Post by Emerald City on Apr 28, 2005 16:04:37 GMT -5
Ashford and Simpson give smooth performance at Urban League event
reported by: By PAM ADAMS [Journal Star]
A REVIEW
PEORIA - There are hundreds of reasons the sounds of Motown are staples in movie soundtracks, samples in ome of rap's biggest hits and rarely more than a click away on the radio dial. Nick Ashford and Valerie Simpson sang a few of those staples Saturday in a smoothly satisfying Civic Center concert at the Tri County Urban League's annual Black and White Gala. The songwriting singers, married for 30 years, have composed hits older than a good portion of the black tie audience, but that didn't stop the younger set from humming along with a generation old enough to remember when some of the duo's best-known songs came out on vinyl.

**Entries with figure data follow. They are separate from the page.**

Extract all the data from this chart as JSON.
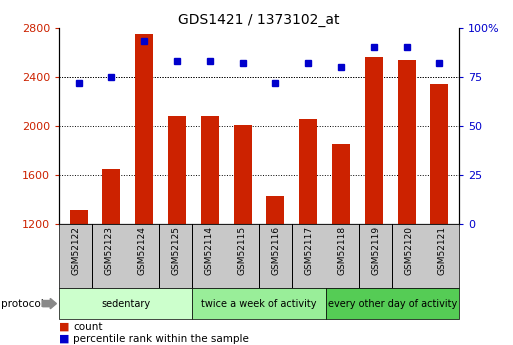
{
  "title": "GDS1421 / 1373102_at",
  "categories": [
    "GSM52122",
    "GSM52123",
    "GSM52124",
    "GSM52125",
    "GSM52114",
    "GSM52115",
    "GSM52116",
    "GSM52117",
    "GSM52118",
    "GSM52119",
    "GSM52120",
    "GSM52121"
  ],
  "bar_values": [
    1320,
    1650,
    2750,
    2080,
    2080,
    2010,
    1430,
    2060,
    1850,
    2560,
    2540,
    2340
  ],
  "percentile_values": [
    72,
    75,
    93,
    83,
    83,
    82,
    72,
    82,
    80,
    90,
    90,
    82
  ],
  "bar_color": "#cc2200",
  "dot_color": "#0000cc",
  "ylim_left": [
    1200,
    2800
  ],
  "ylim_right": [
    0,
    100
  ],
  "yticks_left": [
    1200,
    1600,
    2000,
    2400,
    2800
  ],
  "yticks_right": [
    0,
    25,
    50,
    75,
    100
  ],
  "grid_values": [
    1600,
    2000,
    2400
  ],
  "groups": [
    {
      "label": "sedentary",
      "start": 0,
      "end": 4,
      "color": "#ccffcc"
    },
    {
      "label": "twice a week of activity",
      "start": 4,
      "end": 8,
      "color": "#99ee99"
    },
    {
      "label": "every other day of activity",
      "start": 8,
      "end": 12,
      "color": "#55cc55"
    }
  ],
  "legend_count_label": "count",
  "legend_pct_label": "percentile rank within the sample",
  "protocol_label": "protocol",
  "xtick_bg_color": "#c8c8c8",
  "bar_bottom": 1200,
  "bar_width": 0.55
}
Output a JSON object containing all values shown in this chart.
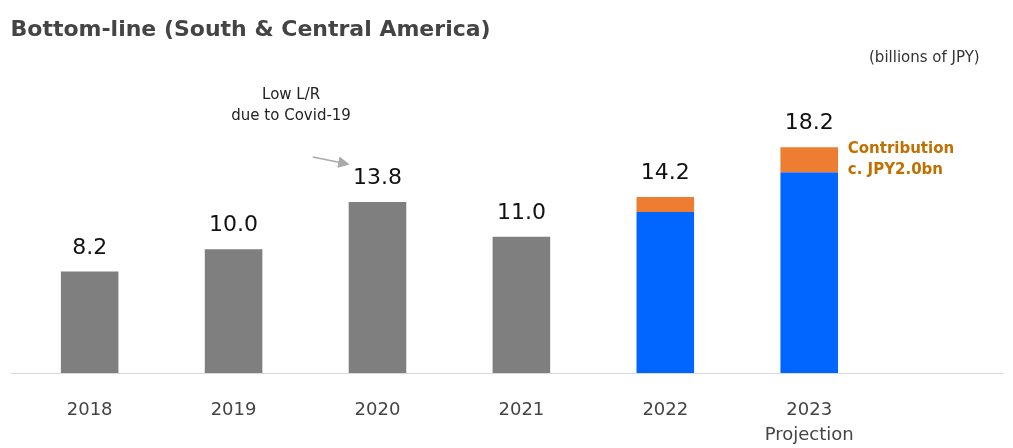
{
  "chart_data": {
    "type": "bar",
    "stacked": true,
    "title": "Bottom-line (South & Central America)",
    "categories": [
      "2018",
      "2019",
      "2020",
      "2021",
      "2022",
      "2023\nProjection"
    ],
    "series": [
      {
        "color": "#7f7f7f",
        "values": [
          8.2,
          10.0,
          13.8,
          11.0,
          null,
          null
        ],
        "value_labels": [
          "8.2",
          "10.0",
          "13.8",
          "11.0",
          null,
          null
        ]
      },
      {
        "color": "#0066ff",
        "values": [
          null,
          null,
          null,
          null,
          13.0,
          16.2
        ]
      },
      {
        "color": "#ed7d31",
        "values": [
          null,
          null,
          null,
          null,
          1.2,
          2.0
        ]
      }
    ],
    "totals": [
      null,
      null,
      null,
      null,
      "14.2",
      "18.2"
    ],
    "annotations": [
      "(billions of JPY)",
      "Low L/R\ndue to Covid-19",
      "Contribution\nc. JPY2.0bn"
    ]
  }
}
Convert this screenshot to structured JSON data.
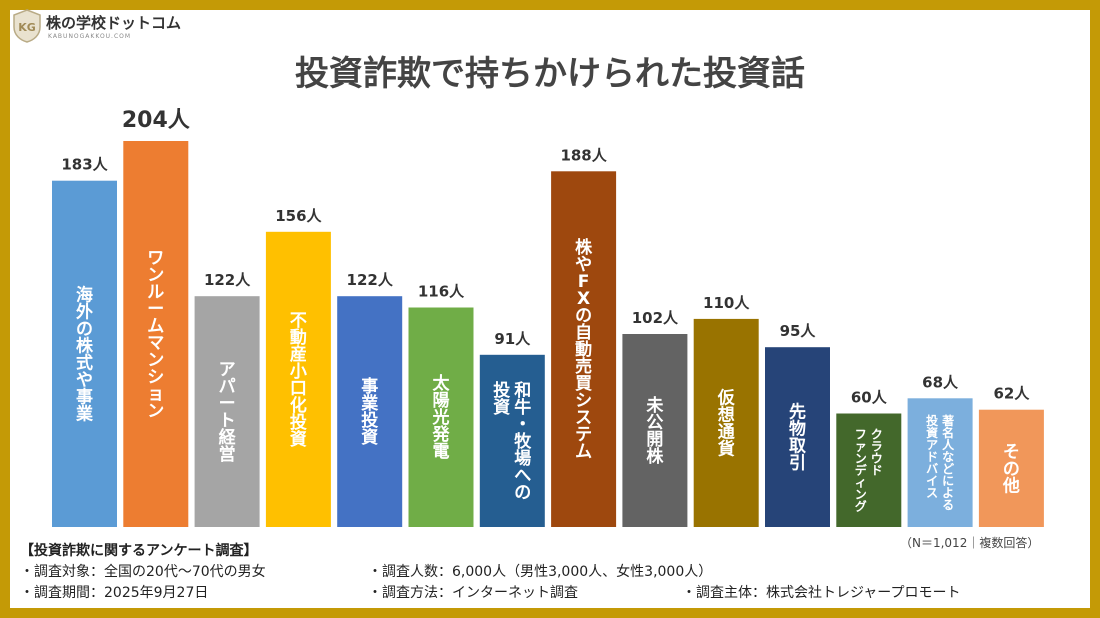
{
  "brand": {
    "name": "株の学校ドットコム",
    "subtitle": "KABUNOGAKKOU.COM",
    "badge_text": "KG"
  },
  "colors": {
    "frame": "#c49a06",
    "background": "#ffffff",
    "value_label": "#333333"
  },
  "chart_data": {
    "type": "bar",
    "title": "投資詐欺で持ちかけられた投資話",
    "unit": "人",
    "ylim": [
      0,
      204
    ],
    "grid": false,
    "legend": "none",
    "categories": [
      "海外の株式や事業",
      "ワンルームマンション",
      "アパート経営",
      "不動産小口化投資",
      "事業投資",
      "太陽光発電",
      "和牛・牧場への投資",
      "株やFXの自動売買システム",
      "未公開株",
      "仮想通貨",
      "先物取引",
      "クラウドファンディング",
      "著名人などによる投資アドバイス",
      "その他"
    ],
    "values": [
      183,
      204,
      122,
      156,
      122,
      116,
      91,
      188,
      102,
      110,
      95,
      60,
      68,
      62
    ],
    "value_labels": [
      "183人",
      "204人",
      "122人",
      "156人",
      "122人",
      "116人",
      "91人",
      "188人",
      "102人",
      "110人",
      "95人",
      "60人",
      "68人",
      "62人"
    ],
    "label_lines": [
      [
        "海外の株式や事業"
      ],
      [
        "ワンルームマンション"
      ],
      [
        "アパート経営"
      ],
      [
        "不動産小口化投資"
      ],
      [
        "事業投資"
      ],
      [
        "太陽光発電"
      ],
      [
        "和牛・牧場への",
        "投資"
      ],
      [
        "株やFXの自動売買システム"
      ],
      [
        "未公開株"
      ],
      [
        "仮想通貨"
      ],
      [
        "先物取引"
      ],
      [
        "クラウド",
        "ファンディング"
      ],
      [
        "著名人などによる",
        "投資アドバイス"
      ],
      [
        "その他"
      ]
    ],
    "colors": [
      "#5b9bd5",
      "#ed7d31",
      "#a5a5a5",
      "#ffc000",
      "#4472c4",
      "#70ad47",
      "#255e91",
      "#9e480e",
      "#636363",
      "#997300",
      "#264478",
      "#43682b",
      "#7cafdd",
      "#f1975a"
    ],
    "highlight_index": 1
  },
  "survey": {
    "title": "【投資詐欺に関するアンケート調査】",
    "target": "・調査対象：全国の20代～70代の男女",
    "period": "・調査期間：2025年9月27日",
    "respondents": "・調査人数：6,000人（男性3,000人、女性3,000人）",
    "method": "・調査方法：インターネット調査",
    "organizer": "・調査主体：株式会社トレジャープロモート",
    "note": "（N＝1,012｜複数回答）"
  }
}
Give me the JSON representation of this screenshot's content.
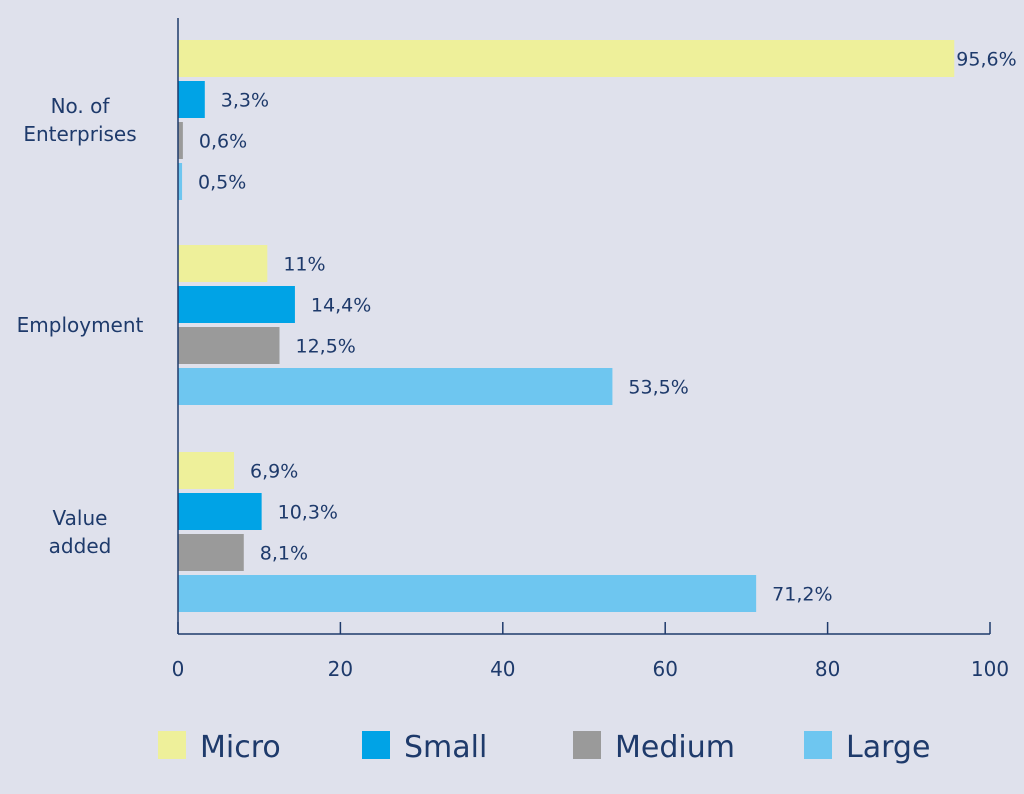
{
  "chart_data": {
    "type": "bar",
    "orientation": "horizontal",
    "categories": [
      "No. of\nEnterprises",
      "Employment",
      "Value\nadded"
    ],
    "series": [
      {
        "name": "Micro",
        "color": "#eef09a",
        "values": [
          95.6,
          11,
          6.9
        ],
        "labels": [
          "95,6%",
          "11%",
          "6,9%"
        ]
      },
      {
        "name": "Small",
        "color": "#00a3e6",
        "values": [
          3.3,
          14.4,
          10.3
        ],
        "labels": [
          "3,3%",
          "14,4%",
          "10,3%"
        ]
      },
      {
        "name": "Medium",
        "color": "#9a9a9a",
        "values": [
          0.6,
          12.5,
          8.1
        ],
        "labels": [
          "0,6%",
          "12,5%",
          "8,1%"
        ]
      },
      {
        "name": "Large",
        "color": "#6ec6f0",
        "values": [
          0.5,
          53.5,
          71.2
        ],
        "labels": [
          "0,5%",
          "53,5%",
          "71,2%"
        ]
      }
    ],
    "xlim": [
      0,
      100
    ],
    "xticks": [
      0,
      20,
      40,
      60,
      80,
      100
    ],
    "grid": false,
    "legend": "bottom"
  }
}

Several of the evening's high points occurred before the couple took the stage. Erma Davis, former director of Carver Community Center, was honored for her work as a founder of the Tri-County Urban League Guild. Though she could not attend because of illness, her daughter, Lisa Davis, announced she was donating $10,600 to the Urban League's program for college-bound students. The money is the remaining balance of a defunct college-bound program for girls Davis initiated. Methodist Medical Center CEO Michael Bryant also announced the medical center was donating $100,000 to the Urban League in Davis' name over the next four years.
Laraine Bryson, director of the Urban League, also honored other major contributors; State Farm Insurance Cos., Anheuser-Busch, and John and Arie Stenson. Ashford and Simpson opened with a palatable set of up-tempo love songs they wrote and recorded for themselves throughout the 1970s and 1980s, including "Found a Cure" and the steamy "It Seems to Hang On." However, with a song-writing history as illustrious as theirs, it didn't take long - two songs, to be exact - before they were singing a hit song they wrote for someone else, in this case, "The Boss," Diana Ross' first recording as a solo artist.
Though that song was nothing to call home about, they got back in the groove when Simpson soloed on "I'm Every Woman," a song they wrote that was originally recorded by Chaka Khan in 1978 then covered by Whitney Houston on "The Body Guard" soundtrack in 1993. Ashford, whose voice has gotten stronger with age, convinced an audience accustomed to the couple's easy-listening love songs that they knew how to get bluesy. With his version of Ray Charles' first big hit "Let's Go Get Stoned," Ashford taught some and reminded others that the 1961 song was also their first big hit as a songwriting team, the one that brought them to the attention of Motown's Berry Gordy Jr.
From there, they went into a crowd-pleasing medley of their contributions to Motown classics originally recorded by Marvin Gaye and Tammi Terrell: "Ain't Nothing Like the Real Thing," "Your Precious Love," and "Ain't No Mountain High Enough." "There's a lot of, lot of memories wrapped up in those songs," Simpson said. "Who knew they were going to hang around this long?" Who knew Ashford and Simpson, at 62 and 58 respectively, were going to sing and move as well as they do for so long?